Getting an appointment to the Air Force Academy involves hard work, connections and luck.
High school seniors or enlisted personnel who are already in the Air Force fill out an application as early as a year before their class would enter the academy in June. Those applications trigger a deep inspection of who they are and what they've accomplished in their short lives.
First of all, they must be at least 17, but not past their 23rd birthday at the start of the academic year. They must be unmarried with no dependents, and must be a United States citizen. (Approximately 15 international students are admitted annually via a separate process.) From there, a file gets assembled with information related to each applicant's grade point average, SAT or ACT test scores, teachers' evaluations, classes taken in high school, community involvement, extracurricular activities, athletic prowess and physical fitness.
About 8,000 such files each year are divvied up among four panels, each made up of 10 academy officials, who include department chairs and deputy chairs, faculty and staff from the athletic department.
"They're looking in-depth and doing a holistic review of the candidate's file," says Col. Carolyn Benyshek, the academy's director of admissions.
Those panels tag each file with a recommendation for or against admission. Some get earmarked for consideration for the Preparatory School, the one-year program designed to bring promising candidates up to speed academically to enter the academy.

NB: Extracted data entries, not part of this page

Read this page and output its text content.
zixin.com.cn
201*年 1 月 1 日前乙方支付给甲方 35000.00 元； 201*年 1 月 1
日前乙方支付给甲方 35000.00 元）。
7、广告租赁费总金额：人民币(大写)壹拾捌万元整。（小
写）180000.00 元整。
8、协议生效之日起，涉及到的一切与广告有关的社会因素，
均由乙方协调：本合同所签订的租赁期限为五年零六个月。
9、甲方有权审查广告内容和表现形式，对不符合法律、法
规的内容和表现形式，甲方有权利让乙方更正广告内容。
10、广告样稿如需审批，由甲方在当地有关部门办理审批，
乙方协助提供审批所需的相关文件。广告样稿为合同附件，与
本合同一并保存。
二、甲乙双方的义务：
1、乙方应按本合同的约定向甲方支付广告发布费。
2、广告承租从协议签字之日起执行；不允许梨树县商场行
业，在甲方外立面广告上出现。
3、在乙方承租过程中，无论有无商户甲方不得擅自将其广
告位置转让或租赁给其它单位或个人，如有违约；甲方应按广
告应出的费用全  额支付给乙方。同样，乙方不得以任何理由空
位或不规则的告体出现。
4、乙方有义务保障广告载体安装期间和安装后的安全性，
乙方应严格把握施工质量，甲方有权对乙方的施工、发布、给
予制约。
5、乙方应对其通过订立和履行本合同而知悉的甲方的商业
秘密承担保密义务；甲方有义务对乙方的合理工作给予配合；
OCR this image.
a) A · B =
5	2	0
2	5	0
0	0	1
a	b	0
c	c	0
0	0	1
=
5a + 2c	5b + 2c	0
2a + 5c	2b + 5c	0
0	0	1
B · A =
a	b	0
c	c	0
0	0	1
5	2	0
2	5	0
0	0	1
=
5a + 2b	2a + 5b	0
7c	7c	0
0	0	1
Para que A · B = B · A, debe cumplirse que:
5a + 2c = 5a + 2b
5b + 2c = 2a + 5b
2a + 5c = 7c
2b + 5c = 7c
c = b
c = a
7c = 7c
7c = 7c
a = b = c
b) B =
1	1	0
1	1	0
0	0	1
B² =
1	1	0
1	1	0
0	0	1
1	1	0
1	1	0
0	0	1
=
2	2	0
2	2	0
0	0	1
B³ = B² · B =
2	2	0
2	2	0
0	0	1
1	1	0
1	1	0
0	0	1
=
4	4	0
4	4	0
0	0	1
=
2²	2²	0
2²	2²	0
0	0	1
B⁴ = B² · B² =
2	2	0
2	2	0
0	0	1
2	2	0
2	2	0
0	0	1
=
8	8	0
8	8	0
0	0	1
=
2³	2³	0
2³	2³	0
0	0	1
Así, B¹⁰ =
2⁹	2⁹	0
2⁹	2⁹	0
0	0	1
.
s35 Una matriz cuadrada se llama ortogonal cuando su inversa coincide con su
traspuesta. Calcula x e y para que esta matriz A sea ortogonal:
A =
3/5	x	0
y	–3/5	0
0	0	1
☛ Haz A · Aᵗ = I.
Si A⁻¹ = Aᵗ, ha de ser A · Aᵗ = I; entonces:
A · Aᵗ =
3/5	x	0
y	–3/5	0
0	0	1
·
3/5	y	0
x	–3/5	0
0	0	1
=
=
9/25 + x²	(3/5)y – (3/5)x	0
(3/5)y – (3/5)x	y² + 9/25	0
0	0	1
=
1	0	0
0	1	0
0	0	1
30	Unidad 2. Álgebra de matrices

Of the 8,000 files, roughly 2,600 (which include those tagged as prep-school candidates) are sent on to be screened by a separate batch of admissions personnel; only 1,190 are chosen for academy admission. That number used to be a couple hundred larger, until the Air Force reduced the cadet wing's size from 4,500 to 4,000, or an average of 1,000 per class year.
But there's been no corresponding reduction at the prep school, which admits about 240 annually. Most of those who graduate the prep school will get an academy appointment, even if their academic performance remains below the academy's minimum standards.
Benyshek knows firsthand about the prep school.
"I'm a prep school graduate and an Air Force Academy graduate," she says. "I would say the reason why I had an opportunity to go to the prep school was, I was captain of the basketball, track and volleyball teams in high school, had a 3.9 GPA in high school. But I couldn't take a standardized test to save my life. What the prep school did for me is bridge some of the gaps, and gave me a foundation for me to be successful."
Benyshek emphasizes that academics isn't the end-all. "We don't only look at academics, and I don't think anyone would want us to," she says. "We're looking for leaders of character to lead our Air Force and nation, when it's all said and done. Let me be clear: Academic success at the academy is very important, but again, because of the holistic review process, it is one factor."
Besides meeting the academy's requirements, applicants must secure an outside "nomination" by Jan. 31 of their year of entry. A November 2012 Congressional Research Service report on nominations states that each U.S. senator and representative can nominate five candidates. U.S. territorities, such as the Virgin Islands and Puerto Rico, also can nominate, as can the president, vice president, service secretaries and service academy superintendents.
And that's where it gets dicey. Some geographic areas are extremely competitive, such as Colorado, where dozens of kids might compete for just a few slots. Typically, the Congressional Research Service says, each senator and representative gets one appointment annually per service academy.
Benyshek says direct appointees can be matched up with nominations in congressional districts that don't draw any applicants. (Prep school students who don't have nominations, she adds, seek congressional or service appointments during their prep year.) But she notes that some qualified candidates don't get nominated; they make up some of the 33 percent of applicants who wind up applying to the academy multiple times.
An academy education is cherished, in part because it's a free ride worth roughly $400,000. It leads to commissioning as a second lieutenant, the first step in officer ascension, but requires as little as five years of active-duty service.